Jun 09, 2006 15:19
‘Kuk chunk. Kurattle,’ mutters the train and we all rock and bounce to its cranky song. I watch an old man’s jowls swaying as his gemstone eyes, almost buried in downy flesh sinkholes, peer about. He sparkles. I’m trying to picture the world through water-clear eyes, touch it with soapy, trembling fingers. There is no lamentation in his frame, hands folded into woolly lap, silken hair finger-brushed, and those eyes taking in the light with squinty-eyed awe.

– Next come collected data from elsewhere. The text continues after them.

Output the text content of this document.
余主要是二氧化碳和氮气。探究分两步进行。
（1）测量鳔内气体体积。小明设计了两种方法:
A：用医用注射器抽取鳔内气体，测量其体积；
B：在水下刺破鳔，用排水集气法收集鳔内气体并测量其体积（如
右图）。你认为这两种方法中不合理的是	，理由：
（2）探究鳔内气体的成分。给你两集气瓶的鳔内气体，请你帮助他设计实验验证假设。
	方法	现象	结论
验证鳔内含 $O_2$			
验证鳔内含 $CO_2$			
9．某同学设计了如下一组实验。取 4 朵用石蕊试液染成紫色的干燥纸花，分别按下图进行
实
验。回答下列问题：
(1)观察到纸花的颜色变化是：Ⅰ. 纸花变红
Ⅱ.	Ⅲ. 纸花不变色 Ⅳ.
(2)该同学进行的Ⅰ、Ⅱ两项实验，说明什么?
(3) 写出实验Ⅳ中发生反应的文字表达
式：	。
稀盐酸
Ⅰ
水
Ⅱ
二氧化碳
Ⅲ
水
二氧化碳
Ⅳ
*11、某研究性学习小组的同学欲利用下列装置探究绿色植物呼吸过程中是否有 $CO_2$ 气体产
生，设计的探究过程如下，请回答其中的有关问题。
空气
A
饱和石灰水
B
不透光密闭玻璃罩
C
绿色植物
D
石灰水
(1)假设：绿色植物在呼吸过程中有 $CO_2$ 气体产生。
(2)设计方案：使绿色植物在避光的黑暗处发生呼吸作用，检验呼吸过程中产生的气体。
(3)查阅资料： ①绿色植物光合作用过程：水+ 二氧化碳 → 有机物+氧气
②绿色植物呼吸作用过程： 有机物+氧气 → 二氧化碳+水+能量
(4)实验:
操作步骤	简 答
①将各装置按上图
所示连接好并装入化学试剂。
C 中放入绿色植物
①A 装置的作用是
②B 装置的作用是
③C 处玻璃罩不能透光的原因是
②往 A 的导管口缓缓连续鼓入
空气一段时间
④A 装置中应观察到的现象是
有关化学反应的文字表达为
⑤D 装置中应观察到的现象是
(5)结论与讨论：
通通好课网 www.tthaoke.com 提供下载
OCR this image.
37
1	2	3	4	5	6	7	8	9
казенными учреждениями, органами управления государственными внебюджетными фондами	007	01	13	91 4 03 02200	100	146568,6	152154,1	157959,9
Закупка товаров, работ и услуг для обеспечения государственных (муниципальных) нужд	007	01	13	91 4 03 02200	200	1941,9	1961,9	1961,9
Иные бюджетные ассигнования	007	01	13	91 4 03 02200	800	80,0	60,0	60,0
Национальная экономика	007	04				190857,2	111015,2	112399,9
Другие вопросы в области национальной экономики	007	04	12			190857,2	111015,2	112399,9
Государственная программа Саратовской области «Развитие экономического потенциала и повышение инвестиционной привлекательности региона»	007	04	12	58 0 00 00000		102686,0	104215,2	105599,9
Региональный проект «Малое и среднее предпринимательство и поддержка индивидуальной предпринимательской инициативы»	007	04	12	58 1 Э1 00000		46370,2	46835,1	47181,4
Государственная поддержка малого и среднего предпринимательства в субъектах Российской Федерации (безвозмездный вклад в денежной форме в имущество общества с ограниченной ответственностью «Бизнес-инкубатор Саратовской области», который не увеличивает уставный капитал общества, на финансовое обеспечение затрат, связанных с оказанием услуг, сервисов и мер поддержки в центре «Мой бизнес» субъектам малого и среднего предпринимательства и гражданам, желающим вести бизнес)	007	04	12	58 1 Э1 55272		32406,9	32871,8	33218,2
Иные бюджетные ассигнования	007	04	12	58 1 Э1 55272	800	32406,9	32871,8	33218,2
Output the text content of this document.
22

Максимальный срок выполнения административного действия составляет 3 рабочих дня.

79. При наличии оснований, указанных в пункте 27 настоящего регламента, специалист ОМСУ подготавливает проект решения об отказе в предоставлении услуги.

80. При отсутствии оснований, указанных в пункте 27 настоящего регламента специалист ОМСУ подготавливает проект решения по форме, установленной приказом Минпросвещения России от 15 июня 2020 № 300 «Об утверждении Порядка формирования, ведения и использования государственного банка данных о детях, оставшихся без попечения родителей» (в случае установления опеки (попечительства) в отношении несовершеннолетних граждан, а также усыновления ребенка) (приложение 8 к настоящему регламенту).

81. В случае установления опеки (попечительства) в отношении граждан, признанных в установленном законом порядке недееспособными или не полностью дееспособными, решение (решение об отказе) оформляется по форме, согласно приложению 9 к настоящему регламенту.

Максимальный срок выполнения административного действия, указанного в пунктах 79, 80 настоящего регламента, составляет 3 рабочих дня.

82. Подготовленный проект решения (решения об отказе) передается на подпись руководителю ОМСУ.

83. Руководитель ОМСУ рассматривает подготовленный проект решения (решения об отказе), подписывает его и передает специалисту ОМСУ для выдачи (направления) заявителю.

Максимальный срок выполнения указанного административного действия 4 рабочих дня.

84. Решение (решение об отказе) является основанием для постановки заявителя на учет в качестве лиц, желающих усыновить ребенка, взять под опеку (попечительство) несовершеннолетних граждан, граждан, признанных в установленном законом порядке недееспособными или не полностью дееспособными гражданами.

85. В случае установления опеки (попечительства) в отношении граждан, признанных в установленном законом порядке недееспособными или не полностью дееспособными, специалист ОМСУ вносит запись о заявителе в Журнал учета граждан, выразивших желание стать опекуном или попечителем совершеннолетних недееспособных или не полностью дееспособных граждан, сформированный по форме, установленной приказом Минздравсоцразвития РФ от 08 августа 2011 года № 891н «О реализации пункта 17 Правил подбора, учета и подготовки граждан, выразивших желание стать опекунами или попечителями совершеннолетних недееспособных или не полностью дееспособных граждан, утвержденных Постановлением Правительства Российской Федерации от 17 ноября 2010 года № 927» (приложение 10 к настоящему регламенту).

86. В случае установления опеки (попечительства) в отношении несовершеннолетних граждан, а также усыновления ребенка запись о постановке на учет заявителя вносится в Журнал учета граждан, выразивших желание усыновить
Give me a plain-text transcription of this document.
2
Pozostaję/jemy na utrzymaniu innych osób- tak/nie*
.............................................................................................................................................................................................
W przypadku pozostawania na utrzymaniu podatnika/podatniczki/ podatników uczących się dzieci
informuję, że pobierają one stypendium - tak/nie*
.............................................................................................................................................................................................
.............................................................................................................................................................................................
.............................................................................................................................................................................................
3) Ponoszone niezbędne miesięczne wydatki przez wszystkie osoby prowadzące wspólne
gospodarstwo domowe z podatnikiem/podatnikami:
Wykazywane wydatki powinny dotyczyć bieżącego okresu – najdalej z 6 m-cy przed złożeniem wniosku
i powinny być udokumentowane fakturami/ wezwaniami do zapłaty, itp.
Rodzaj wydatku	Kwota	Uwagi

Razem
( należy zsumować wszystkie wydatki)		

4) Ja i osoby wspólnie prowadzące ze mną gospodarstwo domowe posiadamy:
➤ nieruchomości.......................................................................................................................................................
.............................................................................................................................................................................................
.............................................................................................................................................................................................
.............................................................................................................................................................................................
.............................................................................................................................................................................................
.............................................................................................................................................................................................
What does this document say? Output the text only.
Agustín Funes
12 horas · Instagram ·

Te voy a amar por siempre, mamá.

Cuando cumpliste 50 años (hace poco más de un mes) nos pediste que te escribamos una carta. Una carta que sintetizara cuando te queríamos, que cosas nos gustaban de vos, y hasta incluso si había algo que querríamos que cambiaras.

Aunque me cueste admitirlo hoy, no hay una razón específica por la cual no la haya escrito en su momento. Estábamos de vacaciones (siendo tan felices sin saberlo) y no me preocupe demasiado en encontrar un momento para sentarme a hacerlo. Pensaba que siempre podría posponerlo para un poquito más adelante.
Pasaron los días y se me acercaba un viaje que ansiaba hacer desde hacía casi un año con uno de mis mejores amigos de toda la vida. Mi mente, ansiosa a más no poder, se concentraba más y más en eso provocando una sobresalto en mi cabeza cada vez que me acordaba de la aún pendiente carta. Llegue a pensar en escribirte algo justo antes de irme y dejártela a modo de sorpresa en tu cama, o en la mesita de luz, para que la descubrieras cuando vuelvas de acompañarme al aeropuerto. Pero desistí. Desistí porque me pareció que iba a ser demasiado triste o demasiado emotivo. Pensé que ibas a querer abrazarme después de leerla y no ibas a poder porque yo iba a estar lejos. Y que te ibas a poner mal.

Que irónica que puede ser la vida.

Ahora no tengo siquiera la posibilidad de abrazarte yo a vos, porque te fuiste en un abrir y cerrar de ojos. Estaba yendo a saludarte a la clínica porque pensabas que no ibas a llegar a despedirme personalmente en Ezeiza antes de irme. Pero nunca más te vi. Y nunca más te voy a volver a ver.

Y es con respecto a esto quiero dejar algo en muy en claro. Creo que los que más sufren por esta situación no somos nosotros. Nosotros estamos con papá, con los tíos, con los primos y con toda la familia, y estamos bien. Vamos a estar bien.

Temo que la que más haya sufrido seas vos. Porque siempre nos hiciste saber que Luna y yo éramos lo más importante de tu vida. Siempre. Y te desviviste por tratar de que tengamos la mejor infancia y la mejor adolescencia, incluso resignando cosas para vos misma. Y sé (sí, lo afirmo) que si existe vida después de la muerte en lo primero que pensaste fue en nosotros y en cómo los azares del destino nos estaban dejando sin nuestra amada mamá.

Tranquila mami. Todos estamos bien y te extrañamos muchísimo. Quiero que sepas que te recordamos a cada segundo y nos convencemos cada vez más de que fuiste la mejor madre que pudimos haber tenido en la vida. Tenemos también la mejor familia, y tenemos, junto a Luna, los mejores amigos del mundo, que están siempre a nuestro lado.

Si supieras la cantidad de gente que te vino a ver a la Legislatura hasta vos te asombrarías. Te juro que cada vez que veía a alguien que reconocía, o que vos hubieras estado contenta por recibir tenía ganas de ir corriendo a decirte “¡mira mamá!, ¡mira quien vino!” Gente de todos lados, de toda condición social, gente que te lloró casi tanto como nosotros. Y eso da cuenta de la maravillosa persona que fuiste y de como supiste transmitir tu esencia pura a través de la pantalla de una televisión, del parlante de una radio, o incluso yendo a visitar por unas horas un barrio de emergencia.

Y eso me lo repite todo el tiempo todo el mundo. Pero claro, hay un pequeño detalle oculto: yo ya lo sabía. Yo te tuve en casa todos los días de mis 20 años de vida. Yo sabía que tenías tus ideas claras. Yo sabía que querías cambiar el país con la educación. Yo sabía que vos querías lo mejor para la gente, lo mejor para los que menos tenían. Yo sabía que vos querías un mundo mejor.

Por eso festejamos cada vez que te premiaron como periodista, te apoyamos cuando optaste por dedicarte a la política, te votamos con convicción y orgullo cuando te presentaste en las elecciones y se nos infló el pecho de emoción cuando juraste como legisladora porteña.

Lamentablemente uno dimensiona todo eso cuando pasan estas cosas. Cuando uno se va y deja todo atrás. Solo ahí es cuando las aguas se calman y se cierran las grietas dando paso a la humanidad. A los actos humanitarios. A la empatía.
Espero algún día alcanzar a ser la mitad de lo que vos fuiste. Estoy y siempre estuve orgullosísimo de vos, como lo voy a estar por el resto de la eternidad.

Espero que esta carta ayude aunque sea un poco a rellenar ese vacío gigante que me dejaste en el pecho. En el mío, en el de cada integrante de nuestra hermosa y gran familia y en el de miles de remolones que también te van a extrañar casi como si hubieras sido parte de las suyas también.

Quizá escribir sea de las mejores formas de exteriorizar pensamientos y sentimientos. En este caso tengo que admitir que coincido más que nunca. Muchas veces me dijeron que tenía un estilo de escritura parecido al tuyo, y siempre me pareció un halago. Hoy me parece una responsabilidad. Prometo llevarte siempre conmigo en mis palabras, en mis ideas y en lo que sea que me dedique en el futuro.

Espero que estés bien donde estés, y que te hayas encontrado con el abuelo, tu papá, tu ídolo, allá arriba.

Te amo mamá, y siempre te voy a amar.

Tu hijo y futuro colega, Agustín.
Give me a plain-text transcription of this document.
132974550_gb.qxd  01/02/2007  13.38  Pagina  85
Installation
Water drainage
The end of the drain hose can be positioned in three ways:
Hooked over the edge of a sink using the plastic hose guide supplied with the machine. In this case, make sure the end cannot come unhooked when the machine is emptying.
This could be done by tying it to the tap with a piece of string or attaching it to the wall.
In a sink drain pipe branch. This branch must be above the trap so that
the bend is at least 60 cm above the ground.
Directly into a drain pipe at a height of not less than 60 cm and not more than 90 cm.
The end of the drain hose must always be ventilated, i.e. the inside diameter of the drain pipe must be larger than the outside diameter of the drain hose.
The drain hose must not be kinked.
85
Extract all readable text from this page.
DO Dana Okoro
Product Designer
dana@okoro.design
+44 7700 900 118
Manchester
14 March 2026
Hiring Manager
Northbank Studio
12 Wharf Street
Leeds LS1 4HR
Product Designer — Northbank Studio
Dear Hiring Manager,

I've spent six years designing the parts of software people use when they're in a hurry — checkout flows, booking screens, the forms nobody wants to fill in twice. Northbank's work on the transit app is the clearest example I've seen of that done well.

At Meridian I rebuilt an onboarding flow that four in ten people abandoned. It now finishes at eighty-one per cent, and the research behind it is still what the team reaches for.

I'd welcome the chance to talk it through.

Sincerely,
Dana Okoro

Time folds. I make the train, the chattering voices, the whizzing trees and billboards fade until all I can see is the face of my god, and nothing. At this very moment he hangs and bleeds, and peers back, over countless days and miles, to meet my gaze. He knows me. I watch his face change - the whirring noise of a trillion prayers and lives happening right now in this universal moment, where every second of history converges and all loves, fears, attempts and hesitations merge, fades, and all that remains in his vision is me, and nothing. I am not afraid, because it is silent. I can tell from the corner of his mouth that he sees the old man in my eyes - catches the fervour of today’s light, partakes in the joy of this fragment of space-time that bounces about a rusting carriage - and somehow concludes that it is worth it.
A jolt. The old man latches onto my gaze, and shyly turns away, searching the passing scenery for invisibility. He blushes a little, sensing God’s wink.